In any of the above embodiments, the number of turns of the coil element can be increased by increasing the number of laminated insulating layers.

[Effects of the Invention] According to the present invention, an insulating layer provided with a coil electrode forming a first coil element having a spiral shape and a coil electrode forming a second coil element forming a spiral shape are provided. Since the insulating layers are alternately laminated, the distance between the coil electrodes that make up the same coil element is more than twice the thickness of the insulating layer, and the distance between the coil electrodes becomes large. The stray capacitance generated between the electrodes is reduced to 172 or less. Therefore, the self-resonant frequency in the high frequency region becomes more than twice that of the conventional one, and the frequency at which self-resonance occurs shifts to the high frequency side. Therefore, deterioration of high frequency characteristics due to a decrease in self-resonant frequency can be prevented, and a laminated transformer with good high frequency characteristics can be obtained.

Further, according to the present invention, since the coil electrodes constituting the first coil element and the coil electrodes constituting the second coil element are alternately laminated, the mutual induction coefficient of the laminated transformer is increased. be able to.

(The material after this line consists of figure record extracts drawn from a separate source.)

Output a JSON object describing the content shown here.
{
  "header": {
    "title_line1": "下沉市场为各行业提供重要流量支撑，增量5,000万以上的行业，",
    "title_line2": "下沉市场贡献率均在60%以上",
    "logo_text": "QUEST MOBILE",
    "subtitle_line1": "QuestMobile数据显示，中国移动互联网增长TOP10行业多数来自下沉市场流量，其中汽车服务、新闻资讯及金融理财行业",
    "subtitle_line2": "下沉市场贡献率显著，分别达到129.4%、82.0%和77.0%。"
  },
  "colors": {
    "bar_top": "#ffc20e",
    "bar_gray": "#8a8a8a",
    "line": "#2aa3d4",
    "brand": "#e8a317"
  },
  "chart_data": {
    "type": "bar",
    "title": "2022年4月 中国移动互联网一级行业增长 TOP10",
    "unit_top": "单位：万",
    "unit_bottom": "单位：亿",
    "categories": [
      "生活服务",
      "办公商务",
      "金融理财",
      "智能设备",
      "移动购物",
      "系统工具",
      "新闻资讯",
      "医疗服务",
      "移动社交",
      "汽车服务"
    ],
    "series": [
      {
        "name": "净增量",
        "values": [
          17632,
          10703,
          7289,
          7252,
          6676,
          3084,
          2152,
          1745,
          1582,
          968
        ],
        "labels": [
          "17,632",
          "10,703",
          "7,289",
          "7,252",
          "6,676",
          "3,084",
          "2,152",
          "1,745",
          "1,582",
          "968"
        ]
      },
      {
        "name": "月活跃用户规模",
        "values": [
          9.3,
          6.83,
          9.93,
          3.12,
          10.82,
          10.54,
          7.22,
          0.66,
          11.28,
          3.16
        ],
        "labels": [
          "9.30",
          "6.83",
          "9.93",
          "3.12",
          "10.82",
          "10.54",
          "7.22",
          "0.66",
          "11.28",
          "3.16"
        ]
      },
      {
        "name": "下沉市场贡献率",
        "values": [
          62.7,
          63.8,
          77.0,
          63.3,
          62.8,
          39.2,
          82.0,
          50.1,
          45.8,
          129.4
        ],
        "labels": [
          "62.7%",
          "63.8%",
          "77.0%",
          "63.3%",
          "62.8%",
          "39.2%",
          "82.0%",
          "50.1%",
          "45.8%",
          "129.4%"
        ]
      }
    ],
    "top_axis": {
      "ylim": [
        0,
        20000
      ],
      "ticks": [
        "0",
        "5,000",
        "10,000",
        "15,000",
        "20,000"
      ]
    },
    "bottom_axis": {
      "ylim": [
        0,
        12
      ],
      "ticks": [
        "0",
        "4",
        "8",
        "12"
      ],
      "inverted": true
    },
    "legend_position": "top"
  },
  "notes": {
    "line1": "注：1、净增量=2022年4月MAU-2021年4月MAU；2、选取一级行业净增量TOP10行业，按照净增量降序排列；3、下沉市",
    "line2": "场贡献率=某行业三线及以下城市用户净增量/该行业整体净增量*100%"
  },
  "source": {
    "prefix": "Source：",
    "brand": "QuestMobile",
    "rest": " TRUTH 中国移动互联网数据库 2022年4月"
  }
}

[Brief explanation of the drawing]

FIG. 1 is a plan view showing each insulating layer before lamination according to an embodiment of the present invention, FIG. 2 is a perspective view of a laminated transformer formed by laminating the insulating layers shown in FIG. 1, and FIG. XX in Figure 2
Line sectional view, Figure 4 is an equivalent circuit diagram of the same laminated transformer as above,
FIG. 5 is an enlarged cross-sectional view of a part of the laminated transformer described above, FIG. 6 is a plan view showing each insulating layer before lamination on the other side of the present invention, and FIG. 7 is a cross-sectional view showing each insulating layer in FIG. A perspective view of a laminated transformer formed by laminating layers, FIG. 8 is taken along Y-Y in FIG.
Line sectional view, Figure 9 is an equivalent circuit diagram of the above laminated transformer,
Fig. 10 is a plan view showing each insulating layer before lamination in the first conventional example, Fig. 11 is an explanatory diagram showing the stray capacitance generated in the same laminated transformer, and Fig. 12 is a plan view of the second conventional example. FIG. 13 is a plan view showing each insulating layer before lamination, and a sectional view of a laminated transformer formed by laminating the above insulating layers. 2A to 2C, 3A to 3C...Insulating layers 5A to 5C, eA to 6C... Wire electrodes 8b, 9b, 1
2b, 13b...Through hole connector, 1. L6... Coil elements 22A to 22D, 23A to 23C... Insulating layer 25A to
25D, 2f3A to 26C... coil electrodes 29b, 30
b, 33b, 34b...Through hole connector

Claims (1)

[Claims] (1) A plurality of insulating layers of the first type and the second type each each having a coil electrode of less than one turn formed by a conductor film are laminated, and the coil electrodes of each of the first type insulating layers are connected to each other. In a laminated transformer, a first coil element is formed in a spiral shape, and a second coil element is formed in a spiral shape by connecting the coil electrodes of each of the second type insulating layers. The first type of insulation layer and the second type of insulation layer are alternately laminated except for the insulation layer forming the output part, and conduction is established between the front and back of each insulation layer between the first type and the second type of insulation layer. A connector is provided, and the coil electrodes of the first type of insulation layer are connected to each other via the connector provided on the second type of insulation layer to form a first coil element, and the first type of insulation layer is A laminated transformer characterized in that a second coil element is formed by connecting coil electrodes of a second type of insulating layer to each other via a provided connector.